Cinema Review: Kissing Candice


Posted June 17, 2018 in Cinema Reviews

DDF apr-may-24 – Desktop

Director: Aoife McArdle

Talent: Ann Skelly, Ryan Lincoln

Released: 22 June

The value of Kissing Candice is immediately apparent. For one, the film’s aesthetic is striking. It manages to negotiate a style that is both haunting and lush, calling to mind the sodium-lit, electro-fantasy quality that filmmakers like Nicolas Winding Refn have popularised in the past decade. The actors, while inexperienced, are clearly fresh and eager, and they all commit to portraying a kind of naive vulnerability that makes for uneasy viewing, an effective contribution to the pall of menace the film seeks to generate. The narrative itself is intriguing, drawing quickly on existential ideas about feminine adolescence, desire, familial inertia, the lure of death, alienation, violence, etc.

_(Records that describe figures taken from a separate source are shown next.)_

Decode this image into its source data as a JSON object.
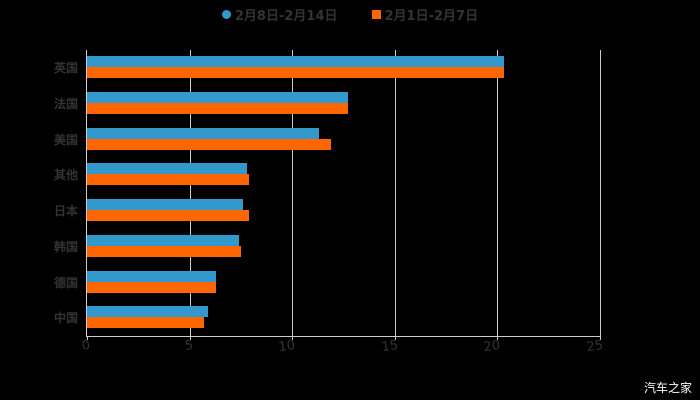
{
  "chart_data": {
    "type": "bar",
    "orientation": "horizontal",
    "title": "",
    "xlabel": "",
    "ylabel": "",
    "xlim": [
      0,
      25
    ],
    "x_ticks": [
      "0",
      "5",
      "10",
      "15",
      "20",
      "25"
    ],
    "grid": true,
    "legend_position": "top",
    "categories": [
      "英国",
      "法国",
      "美国",
      "其他",
      "日本",
      "韩国",
      "德国",
      "中国"
    ],
    "series": [
      {
        "name": "2月8日-2月14日",
        "color": "#3399cc",
        "values": [
          20.3,
          12.7,
          11.3,
          7.8,
          7.6,
          7.4,
          6.3,
          5.9
        ]
      },
      {
        "name": "2月1日-2月7日",
        "color": "#ff6600",
        "values": [
          20.3,
          12.7,
          11.9,
          7.9,
          7.9,
          7.5,
          6.3,
          5.7
        ]
      }
    ]
  },
  "legend": {
    "items": [
      {
        "label": "2月8日-2月14日",
        "color": "#3399cc",
        "shape": "circle"
      },
      {
        "label": "2月1日-2月7日",
        "color": "#ff6600",
        "shape": "square"
      }
    ]
  },
  "watermark": "汽车之家"
}
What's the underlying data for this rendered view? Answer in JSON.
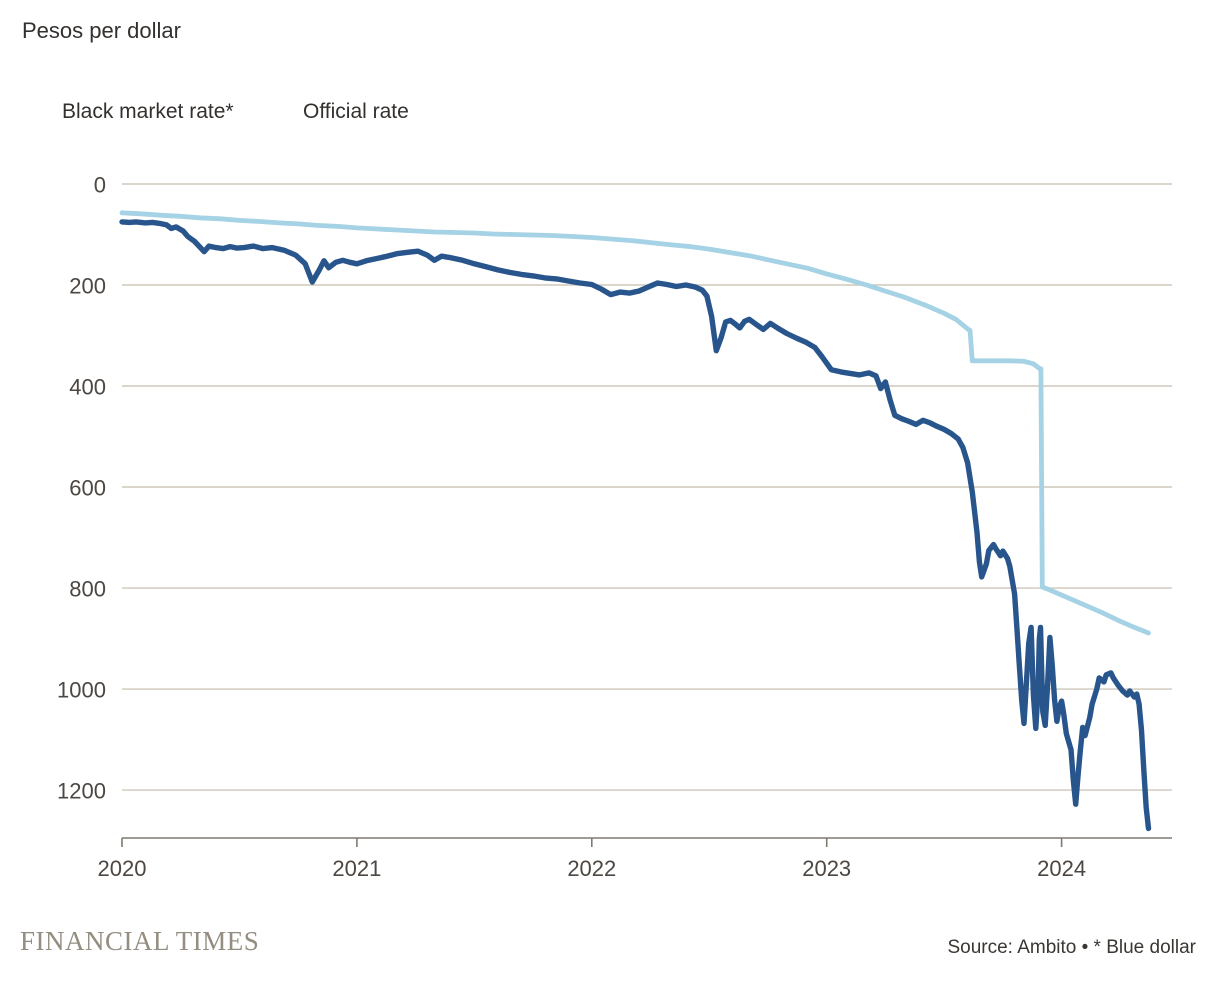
{
  "colors": {
    "background": "#ffffff",
    "gridline": "#cdc8ba",
    "axis": "#7f7a70",
    "text_primary": "#33302e",
    "text_axis": "#4c4742",
    "ft_brand": "#948d81"
  },
  "footer": {
    "brand": "FINANCIAL TIMES",
    "source": "Source: Ambito • * Blue dollar"
  },
  "chart_data": {
    "type": "line",
    "title": "Pesos per dollar",
    "xlabel": "",
    "ylabel": "Pesos per dollar",
    "legend_position": "top-left",
    "grid": true,
    "x_axis": {
      "ticks": [
        2020,
        2021,
        2022,
        2023,
        2024
      ],
      "range": [
        2020,
        2024.47
      ]
    },
    "y_axis": {
      "ticks": [
        0,
        200,
        400,
        600,
        800,
        1000,
        1200
      ],
      "range": [
        0,
        1295
      ],
      "inverted": true
    },
    "series": [
      {
        "name": "Black market rate*",
        "color": "#28558c",
        "points": [
          [
            2020.0,
            75
          ],
          [
            2020.03,
            76
          ],
          [
            2020.06,
            75
          ],
          [
            2020.1,
            77
          ],
          [
            2020.13,
            76
          ],
          [
            2020.16,
            78
          ],
          [
            2020.19,
            81
          ],
          [
            2020.21,
            88
          ],
          [
            2020.23,
            85
          ],
          [
            2020.26,
            93
          ],
          [
            2020.28,
            104
          ],
          [
            2020.31,
            114
          ],
          [
            2020.33,
            124
          ],
          [
            2020.35,
            134
          ],
          [
            2020.37,
            123
          ],
          [
            2020.4,
            126
          ],
          [
            2020.43,
            128
          ],
          [
            2020.46,
            124
          ],
          [
            2020.49,
            127
          ],
          [
            2020.52,
            126
          ],
          [
            2020.56,
            123
          ],
          [
            2020.6,
            128
          ],
          [
            2020.64,
            126
          ],
          [
            2020.69,
            131
          ],
          [
            2020.74,
            141
          ],
          [
            2020.78,
            158
          ],
          [
            2020.81,
            194
          ],
          [
            2020.84,
            170
          ],
          [
            2020.86,
            152
          ],
          [
            2020.88,
            166
          ],
          [
            2020.91,
            155
          ],
          [
            2020.94,
            151
          ],
          [
            2020.97,
            155
          ],
          [
            2021.0,
            158
          ],
          [
            2021.04,
            152
          ],
          [
            2021.08,
            148
          ],
          [
            2021.12,
            144
          ],
          [
            2021.17,
            138
          ],
          [
            2021.22,
            135
          ],
          [
            2021.26,
            133
          ],
          [
            2021.3,
            141
          ],
          [
            2021.33,
            151
          ],
          [
            2021.36,
            143
          ],
          [
            2021.4,
            146
          ],
          [
            2021.45,
            151
          ],
          [
            2021.5,
            158
          ],
          [
            2021.55,
            164
          ],
          [
            2021.6,
            170
          ],
          [
            2021.65,
            175
          ],
          [
            2021.7,
            179
          ],
          [
            2021.75,
            182
          ],
          [
            2021.8,
            186
          ],
          [
            2021.85,
            188
          ],
          [
            2021.9,
            192
          ],
          [
            2021.95,
            196
          ],
          [
            2022.0,
            199
          ],
          [
            2022.04,
            208
          ],
          [
            2022.08,
            219
          ],
          [
            2022.12,
            214
          ],
          [
            2022.16,
            216
          ],
          [
            2022.2,
            212
          ],
          [
            2022.24,
            204
          ],
          [
            2022.28,
            196
          ],
          [
            2022.32,
            199
          ],
          [
            2022.36,
            203
          ],
          [
            2022.4,
            200
          ],
          [
            2022.44,
            204
          ],
          [
            2022.47,
            210
          ],
          [
            2022.49,
            222
          ],
          [
            2022.51,
            262
          ],
          [
            2022.53,
            330
          ],
          [
            2022.55,
            305
          ],
          [
            2022.57,
            273
          ],
          [
            2022.59,
            270
          ],
          [
            2022.61,
            277
          ],
          [
            2022.63,
            285
          ],
          [
            2022.65,
            272
          ],
          [
            2022.67,
            268
          ],
          [
            2022.7,
            278
          ],
          [
            2022.73,
            288
          ],
          [
            2022.76,
            276
          ],
          [
            2022.79,
            285
          ],
          [
            2022.83,
            296
          ],
          [
            2022.87,
            305
          ],
          [
            2022.91,
            313
          ],
          [
            2022.95,
            324
          ],
          [
            2022.98,
            342
          ],
          [
            2023.02,
            368
          ],
          [
            2023.06,
            372
          ],
          [
            2023.1,
            375
          ],
          [
            2023.14,
            378
          ],
          [
            2023.18,
            374
          ],
          [
            2023.21,
            380
          ],
          [
            2023.23,
            405
          ],
          [
            2023.25,
            392
          ],
          [
            2023.27,
            428
          ],
          [
            2023.29,
            458
          ],
          [
            2023.32,
            465
          ],
          [
            2023.35,
            470
          ],
          [
            2023.38,
            476
          ],
          [
            2023.41,
            468
          ],
          [
            2023.44,
            473
          ],
          [
            2023.47,
            480
          ],
          [
            2023.5,
            486
          ],
          [
            2023.53,
            494
          ],
          [
            2023.56,
            505
          ],
          [
            2023.58,
            522
          ],
          [
            2023.6,
            552
          ],
          [
            2023.62,
            610
          ],
          [
            2023.64,
            690
          ],
          [
            2023.65,
            748
          ],
          [
            2023.66,
            778
          ],
          [
            2023.68,
            752
          ],
          [
            2023.69,
            726
          ],
          [
            2023.71,
            714
          ],
          [
            2023.72,
            722
          ],
          [
            2023.74,
            736
          ],
          [
            2023.75,
            727
          ],
          [
            2023.77,
            742
          ],
          [
            2023.78,
            758
          ],
          [
            2023.8,
            812
          ],
          [
            2023.81,
            882
          ],
          [
            2023.82,
            952
          ],
          [
            2023.83,
            1022
          ],
          [
            2023.84,
            1068
          ],
          [
            2023.85,
            988
          ],
          [
            2023.86,
            910
          ],
          [
            2023.87,
            878
          ],
          [
            2023.88,
            1012
          ],
          [
            2023.89,
            1078
          ],
          [
            2023.9,
            1002
          ],
          [
            2023.905,
            902
          ],
          [
            2023.91,
            878
          ],
          [
            2023.92,
            1045
          ],
          [
            2023.93,
            1072
          ],
          [
            2023.94,
            995
          ],
          [
            2023.95,
            898
          ],
          [
            2023.96,
            952
          ],
          [
            2023.97,
            1022
          ],
          [
            2023.98,
            1064
          ],
          [
            2023.99,
            1036
          ],
          [
            2024.0,
            1024
          ],
          [
            2024.01,
            1052
          ],
          [
            2024.02,
            1088
          ],
          [
            2024.04,
            1120
          ],
          [
            2024.05,
            1180
          ],
          [
            2024.06,
            1228
          ],
          [
            2024.07,
            1172
          ],
          [
            2024.08,
            1120
          ],
          [
            2024.09,
            1076
          ],
          [
            2024.1,
            1092
          ],
          [
            2024.12,
            1056
          ],
          [
            2024.13,
            1030
          ],
          [
            2024.15,
            1000
          ],
          [
            2024.16,
            978
          ],
          [
            2024.18,
            986
          ],
          [
            2024.19,
            972
          ],
          [
            2024.21,
            968
          ],
          [
            2024.22,
            978
          ],
          [
            2024.24,
            992
          ],
          [
            2024.26,
            1004
          ],
          [
            2024.28,
            1012
          ],
          [
            2024.29,
            1004
          ],
          [
            2024.31,
            1016
          ],
          [
            2024.32,
            1010
          ],
          [
            2024.33,
            1030
          ],
          [
            2024.34,
            1082
          ],
          [
            2024.35,
            1160
          ],
          [
            2024.36,
            1235
          ],
          [
            2024.37,
            1276
          ]
        ]
      },
      {
        "name": "Official rate",
        "color": "#a5d2e4",
        "points": [
          [
            2020.0,
            57
          ],
          [
            2020.08,
            59
          ],
          [
            2020.17,
            62
          ],
          [
            2020.25,
            64
          ],
          [
            2020.33,
            67
          ],
          [
            2020.42,
            69
          ],
          [
            2020.5,
            72
          ],
          [
            2020.58,
            74
          ],
          [
            2020.67,
            77
          ],
          [
            2020.75,
            79
          ],
          [
            2020.83,
            82
          ],
          [
            2020.92,
            84
          ],
          [
            2021.0,
            87
          ],
          [
            2021.08,
            89
          ],
          [
            2021.17,
            91
          ],
          [
            2021.25,
            93
          ],
          [
            2021.33,
            95
          ],
          [
            2021.42,
            96
          ],
          [
            2021.5,
            97
          ],
          [
            2021.58,
            99
          ],
          [
            2021.67,
            100
          ],
          [
            2021.75,
            101
          ],
          [
            2021.83,
            102
          ],
          [
            2021.92,
            104
          ],
          [
            2022.0,
            106
          ],
          [
            2022.08,
            109
          ],
          [
            2022.17,
            112
          ],
          [
            2022.25,
            116
          ],
          [
            2022.33,
            120
          ],
          [
            2022.42,
            124
          ],
          [
            2022.5,
            129
          ],
          [
            2022.58,
            135
          ],
          [
            2022.67,
            142
          ],
          [
            2022.75,
            150
          ],
          [
            2022.83,
            158
          ],
          [
            2022.92,
            167
          ],
          [
            2023.0,
            178
          ],
          [
            2023.08,
            188
          ],
          [
            2023.17,
            200
          ],
          [
            2023.25,
            212
          ],
          [
            2023.33,
            224
          ],
          [
            2023.42,
            240
          ],
          [
            2023.5,
            256
          ],
          [
            2023.55,
            268
          ],
          [
            2023.6,
            287
          ],
          [
            2023.61,
            290
          ],
          [
            2023.62,
            350
          ],
          [
            2023.7,
            350
          ],
          [
            2023.78,
            350
          ],
          [
            2023.84,
            351
          ],
          [
            2023.88,
            356
          ],
          [
            2023.905,
            365
          ],
          [
            2023.912,
            366
          ],
          [
            2023.918,
            798
          ],
          [
            2023.95,
            804
          ],
          [
            2024.0,
            814
          ],
          [
            2024.08,
            830
          ],
          [
            2024.17,
            848
          ],
          [
            2024.25,
            866
          ],
          [
            2024.31,
            878
          ],
          [
            2024.37,
            889
          ]
        ]
      }
    ]
  }
}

The problem, unfortunately, follows from what I said in the beginning. These qualities are all immediately apparent – once the initial period of intrigue dies down, what you are left with is an uneven and superficial experience. The major difficulty is consistency. The film does not know how to be what it wants to be. For instance, the film wants to be dreamlike, yes, but the hallucinatory material is sometimes the output of the protagonist’s imagination (her conscious effort), sometimes the product of her mental instability (an unwilled, unconscious experience), and at other times things happen ‘in reality’, which one could claim were contributive of a magical-realist style, but seem haphazard, without meaning, chosen for their visually-arresting character with little else to substantiate them.

You might think that the reality-fantasy ambiguity is productive, but it’s disorienting – you feel disconnected from the logic of the world we are in. In between scenes that begin to seem more like vignettes from music-videos, characters speak to one another in awkward, stilted dialogue.

A film full of promise, which withers quickly. But for all the frustration I had while watching, I’ll be interested to see what the director does next.